If I don’t want to spend any extra money I still have the option to use a VPN without the additional device management provided by Intune.
I could use my Surface Pro 3 at home as I have a dock and can use two monitors with that as well. Finally I could use Windows to Go. If you are an enterprise user with a copy of Windows 10 Enterprise then you can use a wizard to create a USB stick based version to carry around with you. This can then be plugged into any device that will run Windows 10 and that can boot from USB. The device owner is reassured that you cannot mess around with his data or hardware and you are safe in the knowledge that this BitLocker protected device is safe secure and you can remain fully functional on the road, at home or anywhere else that there is a device waiting for you.
At Customer Sites or events
Now I can dream that I will get to work in such idyllic locations, but it really doesnt matter where I am or what I want to do. Armed with the Surface Pro 3 or the Windows to Go stick I am pretty much bullet proof as far as devices go.
If,however, I am caught short and only have my phone with me, i have scored there as well. I have a Microsoft Lumia 950 as my issued work smartphone. You might have gathered by now that I am a bit of a gadget geek. This device is pure magic for me. I was lucky enough to given a prototype and a trial version so have used this for the best part of a year now.
As a phone it does what it should as a smartphone it equally holds up to most competition. It is fast, the camera is excellent, it runs Windows 10 so all my Universal Windows Platform apps (UWP) work seamlessly as well. It has more RAM and a faster processor (with six cores) than any PC I had had up until at least 2008 or so.
The big news now though is that this phone will turn itself into a PC just by adding a Bluetooth keyboard and mouse and either a large screen with Miracast or add the small dock and you can use wired keyboard and mouse and up to two additional screens.
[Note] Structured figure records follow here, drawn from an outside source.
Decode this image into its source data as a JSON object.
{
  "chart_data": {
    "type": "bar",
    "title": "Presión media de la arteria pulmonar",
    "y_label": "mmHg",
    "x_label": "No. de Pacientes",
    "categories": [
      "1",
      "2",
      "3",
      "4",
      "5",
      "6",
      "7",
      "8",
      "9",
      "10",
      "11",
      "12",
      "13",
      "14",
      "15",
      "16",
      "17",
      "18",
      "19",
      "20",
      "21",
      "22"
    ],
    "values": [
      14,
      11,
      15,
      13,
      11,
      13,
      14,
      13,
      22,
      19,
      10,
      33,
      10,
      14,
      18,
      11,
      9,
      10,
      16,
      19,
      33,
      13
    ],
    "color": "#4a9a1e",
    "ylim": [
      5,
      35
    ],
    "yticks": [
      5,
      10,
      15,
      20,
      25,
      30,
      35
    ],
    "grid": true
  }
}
I now use this as my presentation device at almost all events and meetings. It is also under Intune management and has access to the VPN, indeed it has app activated VPN as well so any application that requires VPN access automatically connects.
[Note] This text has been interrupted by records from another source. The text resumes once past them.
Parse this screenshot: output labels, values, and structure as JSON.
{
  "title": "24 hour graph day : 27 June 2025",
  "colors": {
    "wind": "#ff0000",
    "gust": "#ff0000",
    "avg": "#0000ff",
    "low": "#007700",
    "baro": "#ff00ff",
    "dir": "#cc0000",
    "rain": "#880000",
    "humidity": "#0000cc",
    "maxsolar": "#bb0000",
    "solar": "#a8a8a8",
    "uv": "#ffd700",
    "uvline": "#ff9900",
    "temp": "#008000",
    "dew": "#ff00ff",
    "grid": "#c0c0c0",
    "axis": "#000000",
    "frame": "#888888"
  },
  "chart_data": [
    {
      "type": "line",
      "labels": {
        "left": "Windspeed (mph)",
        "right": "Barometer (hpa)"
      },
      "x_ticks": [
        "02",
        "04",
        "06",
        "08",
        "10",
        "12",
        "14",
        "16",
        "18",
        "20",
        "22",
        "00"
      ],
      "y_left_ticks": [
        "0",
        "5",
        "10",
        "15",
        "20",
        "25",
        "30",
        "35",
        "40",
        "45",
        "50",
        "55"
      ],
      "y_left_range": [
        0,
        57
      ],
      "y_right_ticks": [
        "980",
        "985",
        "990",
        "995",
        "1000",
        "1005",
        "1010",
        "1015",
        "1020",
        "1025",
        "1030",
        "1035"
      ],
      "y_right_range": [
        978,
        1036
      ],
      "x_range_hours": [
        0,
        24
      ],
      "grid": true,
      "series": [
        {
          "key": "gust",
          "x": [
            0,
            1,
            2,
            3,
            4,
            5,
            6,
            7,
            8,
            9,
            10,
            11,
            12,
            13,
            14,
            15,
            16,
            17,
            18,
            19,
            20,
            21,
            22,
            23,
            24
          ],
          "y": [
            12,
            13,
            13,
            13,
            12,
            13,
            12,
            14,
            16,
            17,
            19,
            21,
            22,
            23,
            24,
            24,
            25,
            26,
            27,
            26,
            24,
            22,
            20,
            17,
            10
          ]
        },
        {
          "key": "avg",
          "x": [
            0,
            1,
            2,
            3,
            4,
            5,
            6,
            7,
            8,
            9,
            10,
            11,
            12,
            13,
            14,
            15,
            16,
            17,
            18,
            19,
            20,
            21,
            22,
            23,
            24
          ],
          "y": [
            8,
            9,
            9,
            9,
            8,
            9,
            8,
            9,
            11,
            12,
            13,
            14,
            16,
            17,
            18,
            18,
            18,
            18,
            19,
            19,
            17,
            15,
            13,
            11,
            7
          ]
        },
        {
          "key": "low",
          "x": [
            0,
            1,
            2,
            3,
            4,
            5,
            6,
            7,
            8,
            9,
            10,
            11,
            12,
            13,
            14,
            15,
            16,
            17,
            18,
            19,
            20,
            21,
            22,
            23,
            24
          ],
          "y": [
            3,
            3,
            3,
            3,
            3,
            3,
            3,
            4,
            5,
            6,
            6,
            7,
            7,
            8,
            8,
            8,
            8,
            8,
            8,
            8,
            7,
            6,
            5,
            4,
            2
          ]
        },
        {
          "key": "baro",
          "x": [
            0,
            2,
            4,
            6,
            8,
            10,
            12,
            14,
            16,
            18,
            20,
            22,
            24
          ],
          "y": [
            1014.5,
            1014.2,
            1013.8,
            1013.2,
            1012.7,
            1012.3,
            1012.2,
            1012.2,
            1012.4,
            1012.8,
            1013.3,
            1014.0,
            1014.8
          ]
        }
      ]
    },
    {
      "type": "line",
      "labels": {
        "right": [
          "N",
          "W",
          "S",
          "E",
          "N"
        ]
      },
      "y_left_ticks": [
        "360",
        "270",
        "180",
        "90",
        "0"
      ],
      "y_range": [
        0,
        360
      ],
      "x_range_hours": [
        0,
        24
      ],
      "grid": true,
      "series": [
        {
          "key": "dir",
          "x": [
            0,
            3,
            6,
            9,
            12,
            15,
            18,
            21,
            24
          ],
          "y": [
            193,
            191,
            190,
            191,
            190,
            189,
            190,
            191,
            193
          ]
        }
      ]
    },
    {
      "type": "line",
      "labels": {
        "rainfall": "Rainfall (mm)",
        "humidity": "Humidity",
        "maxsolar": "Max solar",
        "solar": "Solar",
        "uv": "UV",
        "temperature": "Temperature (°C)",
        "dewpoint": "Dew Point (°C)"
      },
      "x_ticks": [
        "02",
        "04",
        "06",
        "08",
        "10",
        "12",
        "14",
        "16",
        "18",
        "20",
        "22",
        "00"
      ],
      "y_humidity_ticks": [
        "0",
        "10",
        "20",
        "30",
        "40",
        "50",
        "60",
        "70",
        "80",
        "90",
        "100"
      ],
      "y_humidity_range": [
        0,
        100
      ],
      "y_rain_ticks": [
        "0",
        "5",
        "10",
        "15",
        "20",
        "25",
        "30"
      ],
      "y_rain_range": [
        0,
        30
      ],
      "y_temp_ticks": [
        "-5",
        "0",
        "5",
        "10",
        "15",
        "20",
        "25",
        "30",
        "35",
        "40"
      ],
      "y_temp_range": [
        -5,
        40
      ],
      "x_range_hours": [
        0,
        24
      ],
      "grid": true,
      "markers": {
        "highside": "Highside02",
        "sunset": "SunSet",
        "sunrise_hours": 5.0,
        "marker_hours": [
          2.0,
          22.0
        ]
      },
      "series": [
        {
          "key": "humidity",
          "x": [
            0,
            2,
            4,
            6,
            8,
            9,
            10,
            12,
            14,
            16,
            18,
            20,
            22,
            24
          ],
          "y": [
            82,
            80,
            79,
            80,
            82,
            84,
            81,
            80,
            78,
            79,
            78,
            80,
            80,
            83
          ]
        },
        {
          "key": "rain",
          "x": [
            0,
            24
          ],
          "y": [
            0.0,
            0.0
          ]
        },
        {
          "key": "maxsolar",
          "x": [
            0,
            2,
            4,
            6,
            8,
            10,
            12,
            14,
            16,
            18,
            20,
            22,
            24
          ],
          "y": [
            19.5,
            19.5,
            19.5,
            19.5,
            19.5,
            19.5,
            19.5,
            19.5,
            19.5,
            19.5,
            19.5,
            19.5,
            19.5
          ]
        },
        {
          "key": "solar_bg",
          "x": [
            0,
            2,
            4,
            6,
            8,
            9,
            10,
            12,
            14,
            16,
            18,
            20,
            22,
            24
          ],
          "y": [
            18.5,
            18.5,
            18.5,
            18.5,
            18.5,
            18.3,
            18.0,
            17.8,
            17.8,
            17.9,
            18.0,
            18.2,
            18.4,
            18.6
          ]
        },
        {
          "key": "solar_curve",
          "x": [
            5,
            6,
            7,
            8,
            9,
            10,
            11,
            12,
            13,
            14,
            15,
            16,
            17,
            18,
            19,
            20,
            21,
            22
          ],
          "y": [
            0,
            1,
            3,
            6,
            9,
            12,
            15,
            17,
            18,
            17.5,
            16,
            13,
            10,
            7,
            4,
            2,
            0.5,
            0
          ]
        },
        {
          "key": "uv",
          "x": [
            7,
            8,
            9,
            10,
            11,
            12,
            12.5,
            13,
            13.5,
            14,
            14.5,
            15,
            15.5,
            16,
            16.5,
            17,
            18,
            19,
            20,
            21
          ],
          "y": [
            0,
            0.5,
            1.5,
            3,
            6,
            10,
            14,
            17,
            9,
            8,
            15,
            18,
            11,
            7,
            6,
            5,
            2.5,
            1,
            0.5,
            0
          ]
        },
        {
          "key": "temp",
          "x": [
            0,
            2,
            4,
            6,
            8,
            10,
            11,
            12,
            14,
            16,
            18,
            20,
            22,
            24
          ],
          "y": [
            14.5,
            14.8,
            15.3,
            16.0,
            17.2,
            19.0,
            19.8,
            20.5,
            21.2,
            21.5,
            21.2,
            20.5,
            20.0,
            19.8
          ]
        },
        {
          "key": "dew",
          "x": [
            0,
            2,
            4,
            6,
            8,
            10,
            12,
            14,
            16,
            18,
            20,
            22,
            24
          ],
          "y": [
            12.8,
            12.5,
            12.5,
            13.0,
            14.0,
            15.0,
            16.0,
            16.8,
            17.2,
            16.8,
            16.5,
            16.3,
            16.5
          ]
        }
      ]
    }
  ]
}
This phenomena is known as Continuum for the phone and is pretty much game changing.
The only downside is that until developers have written more UWP apps, the number of apps that will run in the large screen is small. I am glad to say that all my productivity apps as well as Microsoft Edge do run in a full screen.
So now from playing films (sorry movies) and videos whilst away from home to presenting awesome slides and demonstrations it can do it all. All the other brands, are now playing catch up with turning the phone into a single device to do everything on!
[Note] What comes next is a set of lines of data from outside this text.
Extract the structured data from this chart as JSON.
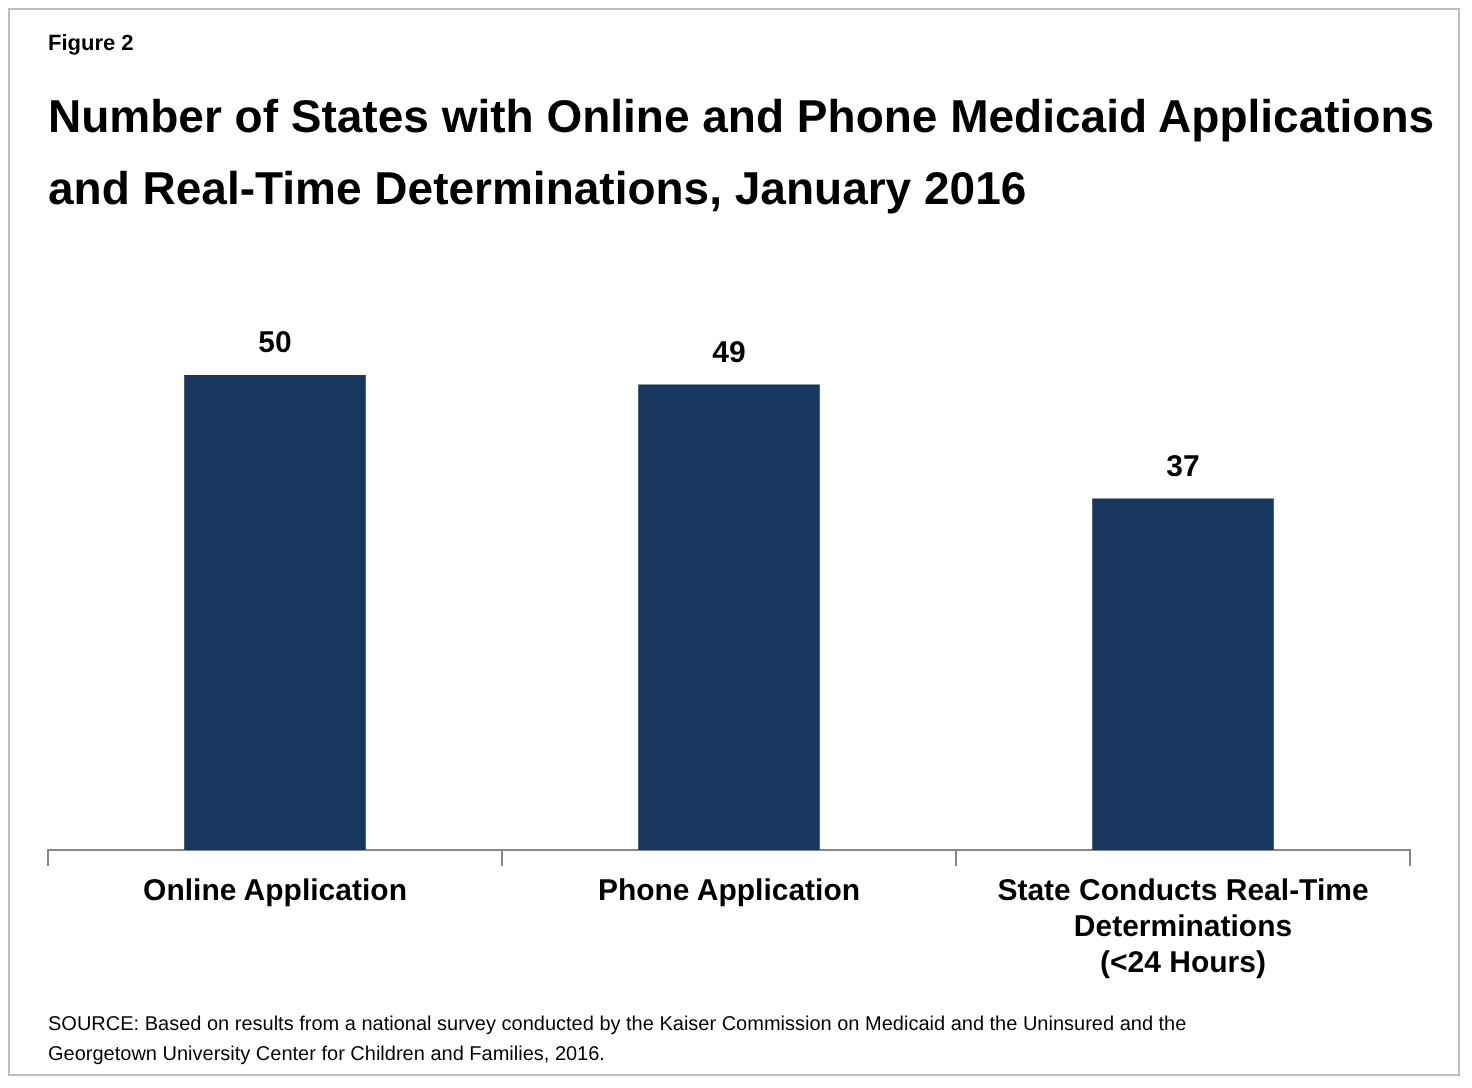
{
  "chart_data": {
    "type": "bar",
    "title": "Number of States with Online and Phone Medicaid Applications and Real-Time Determinations, January 2016",
    "categories": [
      "Online Application",
      "Phone Application",
      "State Conducts Real-Time Determinations (<24 Hours)"
    ],
    "values": [
      50,
      49,
      37
    ],
    "color": "#17375e",
    "data_labels": true,
    "grid": false,
    "legend": false,
    "annotations": [
      "Figure 2",
      "SOURCE: Based on results from a national survey conducted by the Kaiser Commission on Medicaid and the Uninsured and the Georgetown University Center for Children and Families, 2016."
    ]
  }
}
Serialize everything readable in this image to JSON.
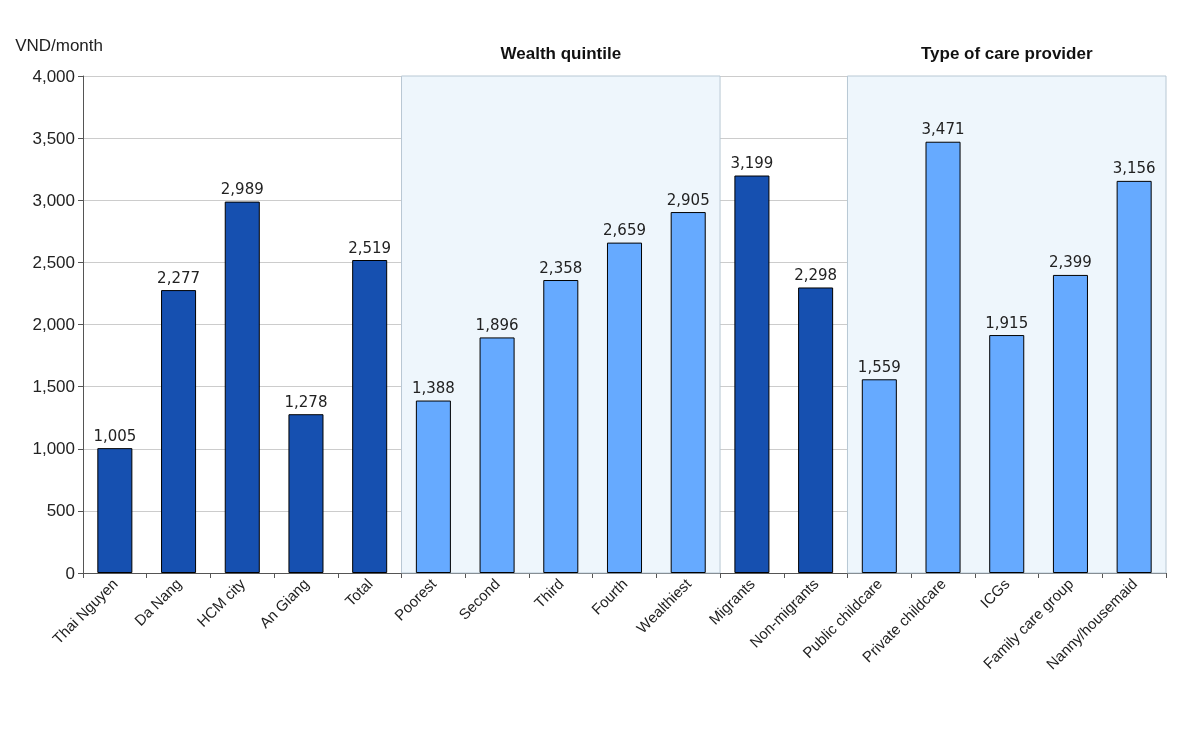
{
  "chart_data": {
    "type": "bar",
    "ylabel": "VND/month",
    "categories": [
      "Thai Nguyen",
      "Da Nang",
      "HCM city",
      "An Giang",
      "Total",
      "Poorest",
      "Second",
      "Third",
      "Fourth",
      "Wealthiest",
      "Migrants",
      "Non-migrants",
      "Public childcare",
      "Private childcare",
      "ICGs",
      "Family care group",
      "Nanny/housemaid"
    ],
    "values": [
      1005,
      2277,
      2989,
      1278,
      2519,
      1388,
      1896,
      2358,
      2659,
      2905,
      3199,
      2298,
      1559,
      3471,
      1915,
      2399,
      3156
    ],
    "colors": [
      "#1650b0",
      "#1650b0",
      "#1650b0",
      "#1650b0",
      "#1650b0",
      "#66aaff",
      "#66aaff",
      "#66aaff",
      "#66aaff",
      "#66aaff",
      "#1650b0",
      "#1650b0",
      "#66aaff",
      "#66aaff",
      "#66aaff",
      "#66aaff",
      "#66aaff"
    ],
    "value_labels": [
      "1,005",
      "2,277",
      "2,989",
      "1,278",
      "2,519",
      "1,388",
      "1,896",
      "2,358",
      "2,659",
      "2,905",
      "3,199",
      "2,298",
      "1,559",
      "3,471",
      "1,915",
      "2,399",
      "3,156"
    ],
    "ylim": [
      0,
      4000
    ],
    "yticks": [
      0,
      500,
      {
        "value": 1000,
        "label": "1,000"
      },
      {
        "value": 1500,
        "label": "1,500"
      },
      {
        "value": 2000,
        "label": "2,000"
      },
      {
        "value": 2500,
        "label": "2,500"
      },
      {
        "value": 3000,
        "label": "3,000"
      },
      {
        "value": 3500,
        "label": "3,500"
      },
      {
        "value": 4000,
        "label": "4,000"
      }
    ],
    "grid": "y",
    "bands": [
      {
        "axis": "x",
        "from": "Poorest",
        "to": "Wealthiest",
        "label": "Wealth quintile",
        "color": "#eef6fc"
      },
      {
        "axis": "x",
        "from": "Public childcare",
        "to": "Nanny/housemaid",
        "label": "Type of care provider",
        "color": "#eef6fc"
      }
    ]
  }
}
I added this as the only really mobile part as in moving while using technology. I often work when I am travelling on a train or plane. All the above applies although I don’t often use the phone for anything other than sharing my 4G EE connection with my Surface Pro 3 to get some reasonable connectivity.
I appreciate that I haven’t covered many of the Windows ecosystem devices in this post. Simply because I don’t use them day to day.
I haven’t seen a HoloLens up close. I don’t have access to a Surface Hub at home or in my working day very often. I do have an Xbox One but rarely use it for work, other than watching great Channel 9 and Microsoft Virtual Academy content. Indeed there is a load of very good content up on the Enterprise Mobility Suite why not take a look at some lab walkthrough videos I recorded showcasing the abilities of the Enterprise Mobility Suite?
I have all I need to work anywhere on any device (even non- Windows devices using Office 365 and the Enterprise Mobility Suite).
Windows 10 fits the bill for everything I need to do.
Now to find that nice man Phil and get hold of the Surface Book I truly deserve.